Aku terenyuh saat pertama menginjakkan kaki di sebuah laboratorium di kampusku. Di atas pintu terpampang gagah tulisan "Lab Anatomi".
Aku melonggo ke dalam. Ada dua ruangan yang masih sangat asing bagiku. Kuinjakkan kaki perlahan-lahan mengindari ribuan semut berukuran besar yang berceceran di lantai. Aku heran, hanya satu laboratorium diantara sekian banyak laboratorium yang terasnya dihinggapi makhluk menyebalkan semacam ini. Tapi fikiranku berusaha menetralkan segala prasangka burukku. Mungkin, banyak semut karena di ruangan ini adalah tempat penyimpanan jenazah.
" Teman-teman, Ini guru kalian, dosen kalian, hormati mereka seperti menghormati dosen yang lain . Jangan dianggap cadaver mayat tak bernyawa yang bisa kalian buat mainan seenaknya. Disini, mereka yang mengajari
kalian anatomi " ... Lalu asdos itu berlalu sambil mempersiapkan peralatan praktikum lainnya.

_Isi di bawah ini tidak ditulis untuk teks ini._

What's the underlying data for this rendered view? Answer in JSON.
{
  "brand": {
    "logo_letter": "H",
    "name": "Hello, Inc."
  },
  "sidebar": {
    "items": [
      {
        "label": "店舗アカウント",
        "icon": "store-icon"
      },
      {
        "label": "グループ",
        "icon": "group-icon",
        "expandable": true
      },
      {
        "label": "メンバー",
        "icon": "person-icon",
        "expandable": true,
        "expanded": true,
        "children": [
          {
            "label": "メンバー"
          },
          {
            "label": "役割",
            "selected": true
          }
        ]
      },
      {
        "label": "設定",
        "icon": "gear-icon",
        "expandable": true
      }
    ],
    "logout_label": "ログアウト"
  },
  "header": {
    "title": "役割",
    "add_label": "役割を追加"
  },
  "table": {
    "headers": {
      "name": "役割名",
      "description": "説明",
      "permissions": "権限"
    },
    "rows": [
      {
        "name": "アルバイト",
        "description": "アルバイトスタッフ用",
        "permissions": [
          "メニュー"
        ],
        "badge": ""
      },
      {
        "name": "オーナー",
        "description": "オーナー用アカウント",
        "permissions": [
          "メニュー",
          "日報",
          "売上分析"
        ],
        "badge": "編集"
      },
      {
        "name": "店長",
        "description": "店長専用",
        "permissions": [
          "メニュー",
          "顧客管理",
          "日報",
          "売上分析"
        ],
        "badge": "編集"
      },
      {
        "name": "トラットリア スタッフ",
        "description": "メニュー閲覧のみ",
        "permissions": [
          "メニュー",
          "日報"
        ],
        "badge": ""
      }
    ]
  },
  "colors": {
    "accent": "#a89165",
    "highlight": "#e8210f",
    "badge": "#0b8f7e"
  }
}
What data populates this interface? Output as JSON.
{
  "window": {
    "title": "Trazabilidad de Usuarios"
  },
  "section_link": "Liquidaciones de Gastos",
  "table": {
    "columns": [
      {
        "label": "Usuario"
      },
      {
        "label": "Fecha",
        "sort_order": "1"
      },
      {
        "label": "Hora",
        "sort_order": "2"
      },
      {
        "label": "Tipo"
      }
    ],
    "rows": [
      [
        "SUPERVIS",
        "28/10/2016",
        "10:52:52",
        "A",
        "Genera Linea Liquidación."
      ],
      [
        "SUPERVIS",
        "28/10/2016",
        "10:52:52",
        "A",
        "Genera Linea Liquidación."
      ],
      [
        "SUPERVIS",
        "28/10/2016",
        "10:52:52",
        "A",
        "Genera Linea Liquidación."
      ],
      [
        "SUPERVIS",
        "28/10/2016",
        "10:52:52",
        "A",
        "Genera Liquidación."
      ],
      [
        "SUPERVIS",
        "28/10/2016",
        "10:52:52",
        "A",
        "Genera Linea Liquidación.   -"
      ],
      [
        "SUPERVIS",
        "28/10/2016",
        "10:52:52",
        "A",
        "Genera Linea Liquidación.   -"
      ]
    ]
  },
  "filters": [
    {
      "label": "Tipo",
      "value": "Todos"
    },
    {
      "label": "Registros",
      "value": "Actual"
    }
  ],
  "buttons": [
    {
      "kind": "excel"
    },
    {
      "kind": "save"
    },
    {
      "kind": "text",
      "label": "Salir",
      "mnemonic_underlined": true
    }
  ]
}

Dua, Tiga, dan beberapa kali aku masih tidak ada niatan untuk mendekati benda asing tersebut. Baunya sangat tidak menyenangkan. Bau formalin yang menyengat dan memedihkan di mata membuatku semakin enggan berdekatan dengannya. Aku masih agak riskan melihat bagian-bagian vital tubuh yang sebelumnya hanya kulihat melalui gambar. Aku masih agak takut melihat kepala terbelah dua dengan otak yang benar-benar terlihat bentuk aslinya. Pernah sesekali aku menarik salah satu bagian tubuhnya, dan melihat-lihat bagiannya. Beruntung, Tuhan memberi kami semua rasa lupa. Aku masih bisa makan setelahnya dengan tangan yang bekas aku memegang salah satu organ tubuh mayat tersebut, setelah cuci tangan tentunya.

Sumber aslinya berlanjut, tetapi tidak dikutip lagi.